ECLI:NL:TADRAMS:2011:YA1855 Raad van Discipline Amsterdam 10-094H

ECLI: ECLI:NL:TADRAMS:2011:YA1855
Datum uitspraak: 27-07-2011
Datum publicatie: 27-07-2011
Zaaknummer(s): 10-094H
Onderwerp:
  • Wat een behoorlijk advocaat betaamt t.o. de wederpartij, subonderwerp: Vrijheid van handelen
  • Wat een behoorlijk advocaat betaamt t.o. de wederpartij, subonderwerp: Grievende uitlatingen
  • Wat een behoorlijk advocaat betaamt t.o. de wederpartij, subonderwerp: Jegens wederpartij in acht te nemen zorg
Beslissingen: Voorwaardelijke schorsing
Inhoudsindicatie:  Publicatie op internet door verweerder van foto’s en processtukken in familiezaak. Foto’s waren verweerder toegezonden ten behoeve van zijn cliënt in het kader van een rechterlijke beslissing omtrent informatieverschaffing. Vergeefs beroep op vrijheid van meningsuiting door verweerder. Klacht gegrond. Voorwaardelijke schorsing van een maand.

RAAD VAN DISCIPLINE

in het ressort Amsterdam

BESLISSING d.d. 27 juli 2011

in de zaak 10-094H

_______________________________

De raad heeft het volgende overwogen en beslist naar aanleiding van de klacht van:

Mevrouw

k l a a g s t e r

tegen:

Mr.

v e r w e e r d e r

Verloop van de procedure

1.1 Bij brief van 16 maart 2010, bij de raad binnengekomen op 18 maart 2010, heeft de deken van de orde van advocaten in het arrondissement Haarlem de klacht ter kennis van de raad gebracht.

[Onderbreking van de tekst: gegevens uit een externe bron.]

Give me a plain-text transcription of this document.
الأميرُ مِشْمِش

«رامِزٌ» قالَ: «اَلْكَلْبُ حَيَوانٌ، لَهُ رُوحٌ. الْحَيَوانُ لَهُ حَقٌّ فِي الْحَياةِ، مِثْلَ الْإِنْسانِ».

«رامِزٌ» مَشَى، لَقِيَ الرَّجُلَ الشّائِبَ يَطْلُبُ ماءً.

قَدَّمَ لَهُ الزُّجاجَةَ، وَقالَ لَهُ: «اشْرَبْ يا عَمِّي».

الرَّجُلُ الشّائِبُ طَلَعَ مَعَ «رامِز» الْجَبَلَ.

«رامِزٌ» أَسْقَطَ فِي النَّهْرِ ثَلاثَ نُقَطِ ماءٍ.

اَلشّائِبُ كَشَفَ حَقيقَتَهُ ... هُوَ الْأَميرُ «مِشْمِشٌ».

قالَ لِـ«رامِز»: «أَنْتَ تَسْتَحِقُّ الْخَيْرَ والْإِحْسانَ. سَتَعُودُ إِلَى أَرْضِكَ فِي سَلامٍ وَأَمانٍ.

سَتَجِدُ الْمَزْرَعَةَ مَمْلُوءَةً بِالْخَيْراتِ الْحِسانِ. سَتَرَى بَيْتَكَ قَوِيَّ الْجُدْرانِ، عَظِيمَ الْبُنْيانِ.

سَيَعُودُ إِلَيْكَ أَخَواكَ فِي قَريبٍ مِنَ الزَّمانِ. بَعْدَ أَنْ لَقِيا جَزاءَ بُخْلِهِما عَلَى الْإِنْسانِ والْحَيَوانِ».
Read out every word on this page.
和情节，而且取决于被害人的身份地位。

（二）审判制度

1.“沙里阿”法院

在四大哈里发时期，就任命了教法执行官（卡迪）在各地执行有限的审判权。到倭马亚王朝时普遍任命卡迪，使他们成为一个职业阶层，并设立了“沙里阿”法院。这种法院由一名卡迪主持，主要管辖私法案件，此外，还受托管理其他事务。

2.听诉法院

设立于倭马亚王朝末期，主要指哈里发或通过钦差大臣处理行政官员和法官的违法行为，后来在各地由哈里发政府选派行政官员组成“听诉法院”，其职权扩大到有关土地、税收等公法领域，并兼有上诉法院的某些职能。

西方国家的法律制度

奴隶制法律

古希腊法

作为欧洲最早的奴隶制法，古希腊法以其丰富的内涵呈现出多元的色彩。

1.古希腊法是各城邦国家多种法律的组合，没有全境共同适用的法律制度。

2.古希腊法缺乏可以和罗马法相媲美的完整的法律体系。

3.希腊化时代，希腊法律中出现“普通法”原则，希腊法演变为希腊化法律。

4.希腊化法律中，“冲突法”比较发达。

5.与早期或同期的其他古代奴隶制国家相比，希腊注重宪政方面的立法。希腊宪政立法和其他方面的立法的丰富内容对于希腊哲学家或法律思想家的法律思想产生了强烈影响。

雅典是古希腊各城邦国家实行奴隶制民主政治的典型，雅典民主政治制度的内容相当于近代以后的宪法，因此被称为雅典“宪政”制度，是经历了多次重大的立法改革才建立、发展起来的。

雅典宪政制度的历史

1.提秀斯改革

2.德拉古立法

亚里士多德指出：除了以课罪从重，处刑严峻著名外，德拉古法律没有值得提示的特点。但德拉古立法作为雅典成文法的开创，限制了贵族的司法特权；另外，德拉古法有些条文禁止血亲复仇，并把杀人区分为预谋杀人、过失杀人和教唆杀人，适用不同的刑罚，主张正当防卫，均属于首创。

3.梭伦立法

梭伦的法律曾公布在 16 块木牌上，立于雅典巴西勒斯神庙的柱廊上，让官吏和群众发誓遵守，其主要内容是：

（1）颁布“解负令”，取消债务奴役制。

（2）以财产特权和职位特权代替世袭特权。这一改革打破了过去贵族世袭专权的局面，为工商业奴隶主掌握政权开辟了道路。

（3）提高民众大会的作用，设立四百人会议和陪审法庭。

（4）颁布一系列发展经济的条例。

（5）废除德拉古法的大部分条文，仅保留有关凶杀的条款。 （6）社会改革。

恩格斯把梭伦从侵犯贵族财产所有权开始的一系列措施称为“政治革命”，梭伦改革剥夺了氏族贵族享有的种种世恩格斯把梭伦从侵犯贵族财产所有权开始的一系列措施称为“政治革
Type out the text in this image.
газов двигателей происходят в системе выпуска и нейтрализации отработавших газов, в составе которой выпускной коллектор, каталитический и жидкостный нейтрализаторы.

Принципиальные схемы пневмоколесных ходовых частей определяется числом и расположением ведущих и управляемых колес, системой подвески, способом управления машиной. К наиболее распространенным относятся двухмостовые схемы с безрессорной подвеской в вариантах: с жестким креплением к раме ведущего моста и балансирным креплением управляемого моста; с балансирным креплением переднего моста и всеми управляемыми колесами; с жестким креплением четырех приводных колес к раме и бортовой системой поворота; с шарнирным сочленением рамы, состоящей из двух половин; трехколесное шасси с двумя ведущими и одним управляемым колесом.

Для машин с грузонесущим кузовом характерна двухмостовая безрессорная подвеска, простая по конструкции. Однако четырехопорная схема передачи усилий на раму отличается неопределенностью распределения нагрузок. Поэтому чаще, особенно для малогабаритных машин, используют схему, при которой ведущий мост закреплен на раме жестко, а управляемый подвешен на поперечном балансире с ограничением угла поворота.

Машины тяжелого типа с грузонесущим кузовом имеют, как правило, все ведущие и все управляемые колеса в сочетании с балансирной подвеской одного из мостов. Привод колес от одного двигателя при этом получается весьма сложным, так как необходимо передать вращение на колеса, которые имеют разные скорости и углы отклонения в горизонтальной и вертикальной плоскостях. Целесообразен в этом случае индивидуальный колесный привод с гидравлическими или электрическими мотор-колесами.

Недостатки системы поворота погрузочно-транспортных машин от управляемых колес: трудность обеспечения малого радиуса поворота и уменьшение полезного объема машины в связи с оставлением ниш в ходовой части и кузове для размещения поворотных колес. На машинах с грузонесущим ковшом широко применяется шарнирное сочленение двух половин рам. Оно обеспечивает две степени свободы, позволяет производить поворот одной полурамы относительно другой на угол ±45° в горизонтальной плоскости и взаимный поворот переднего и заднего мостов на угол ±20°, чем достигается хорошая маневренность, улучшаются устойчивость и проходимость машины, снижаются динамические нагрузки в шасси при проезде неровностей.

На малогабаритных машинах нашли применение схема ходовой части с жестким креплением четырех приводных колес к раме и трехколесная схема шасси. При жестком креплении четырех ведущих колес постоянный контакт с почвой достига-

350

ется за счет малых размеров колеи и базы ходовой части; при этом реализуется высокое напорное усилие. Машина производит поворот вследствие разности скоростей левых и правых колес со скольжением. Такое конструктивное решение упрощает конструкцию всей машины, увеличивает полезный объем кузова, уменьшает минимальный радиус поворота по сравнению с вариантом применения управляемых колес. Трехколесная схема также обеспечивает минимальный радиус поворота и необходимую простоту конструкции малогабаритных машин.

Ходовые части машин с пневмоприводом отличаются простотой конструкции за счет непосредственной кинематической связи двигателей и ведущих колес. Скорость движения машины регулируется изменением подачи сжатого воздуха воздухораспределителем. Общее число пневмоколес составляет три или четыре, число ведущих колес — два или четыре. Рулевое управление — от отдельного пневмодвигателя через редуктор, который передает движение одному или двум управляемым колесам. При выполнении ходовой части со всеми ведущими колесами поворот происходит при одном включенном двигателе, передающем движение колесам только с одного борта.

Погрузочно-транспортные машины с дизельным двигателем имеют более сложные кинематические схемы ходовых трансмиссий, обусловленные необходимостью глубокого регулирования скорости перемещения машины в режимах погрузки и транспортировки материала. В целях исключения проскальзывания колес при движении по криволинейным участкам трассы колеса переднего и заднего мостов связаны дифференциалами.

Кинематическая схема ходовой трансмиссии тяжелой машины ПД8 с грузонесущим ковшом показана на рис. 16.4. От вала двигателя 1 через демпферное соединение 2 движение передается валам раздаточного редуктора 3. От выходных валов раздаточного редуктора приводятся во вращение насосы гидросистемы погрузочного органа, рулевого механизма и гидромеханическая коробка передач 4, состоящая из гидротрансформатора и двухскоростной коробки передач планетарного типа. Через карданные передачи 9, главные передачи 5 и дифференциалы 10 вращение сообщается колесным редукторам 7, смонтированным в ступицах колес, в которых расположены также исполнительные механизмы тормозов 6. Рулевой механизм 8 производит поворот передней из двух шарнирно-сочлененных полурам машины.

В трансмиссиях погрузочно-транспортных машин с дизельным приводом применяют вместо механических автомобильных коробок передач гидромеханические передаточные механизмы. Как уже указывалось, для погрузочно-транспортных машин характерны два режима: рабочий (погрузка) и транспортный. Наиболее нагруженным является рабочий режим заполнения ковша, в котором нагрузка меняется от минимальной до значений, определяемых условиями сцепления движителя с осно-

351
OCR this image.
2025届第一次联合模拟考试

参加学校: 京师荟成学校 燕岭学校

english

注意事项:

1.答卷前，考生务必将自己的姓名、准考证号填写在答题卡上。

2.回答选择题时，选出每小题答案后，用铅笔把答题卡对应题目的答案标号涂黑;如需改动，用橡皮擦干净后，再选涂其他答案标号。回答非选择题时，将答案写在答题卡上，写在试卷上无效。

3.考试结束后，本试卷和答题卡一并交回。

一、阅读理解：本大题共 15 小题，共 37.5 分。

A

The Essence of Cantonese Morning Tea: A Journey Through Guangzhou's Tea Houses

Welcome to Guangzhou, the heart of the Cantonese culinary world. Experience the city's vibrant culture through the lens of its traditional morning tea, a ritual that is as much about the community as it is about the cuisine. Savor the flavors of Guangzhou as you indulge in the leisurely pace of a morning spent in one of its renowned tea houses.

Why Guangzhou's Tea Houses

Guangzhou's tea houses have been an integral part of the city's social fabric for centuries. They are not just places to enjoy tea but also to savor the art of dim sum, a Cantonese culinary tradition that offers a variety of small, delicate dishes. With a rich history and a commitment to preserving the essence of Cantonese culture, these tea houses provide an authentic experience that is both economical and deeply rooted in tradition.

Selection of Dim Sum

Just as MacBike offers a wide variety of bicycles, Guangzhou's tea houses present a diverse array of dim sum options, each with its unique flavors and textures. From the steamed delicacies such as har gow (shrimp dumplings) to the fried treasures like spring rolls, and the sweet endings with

1.2 De klacht is behandeld ter zitting van 17 augustus 2010. Tijdens de zitting is de behandeling van de klacht geschorst in verband met een door verweerder gedaan  verzoek tot wraking van de raad.

1.3 Op 15 november 2010 is het wrakingverzoek behandeld door de wrakingskamer van de raad. Bij de beslissing van 1 december 2010 (zaak 10-308H) is het verzoek tot wraking van de raad afgewezen, is bepaald dat een door verweerder ingediend verzoek tot wraking van de wrakingskamer buiten behandeling wordt gesteld en is bepaald dat een volgende verzoek tot wraking van verweerder niet in behandeling zal worden genomen voor zover dat verzoek op dezelfde feiten en omstandigheden is gegrond als de feiten en omstandigheden die in de beslissing van 1 december 2010 ontoereikend zijn geoordeeld.

1.4. Vervolgens zijn partijen opgeroepen voor de zitting van 19 april 2011 voor de voortzetting van de behandeling van de klacht.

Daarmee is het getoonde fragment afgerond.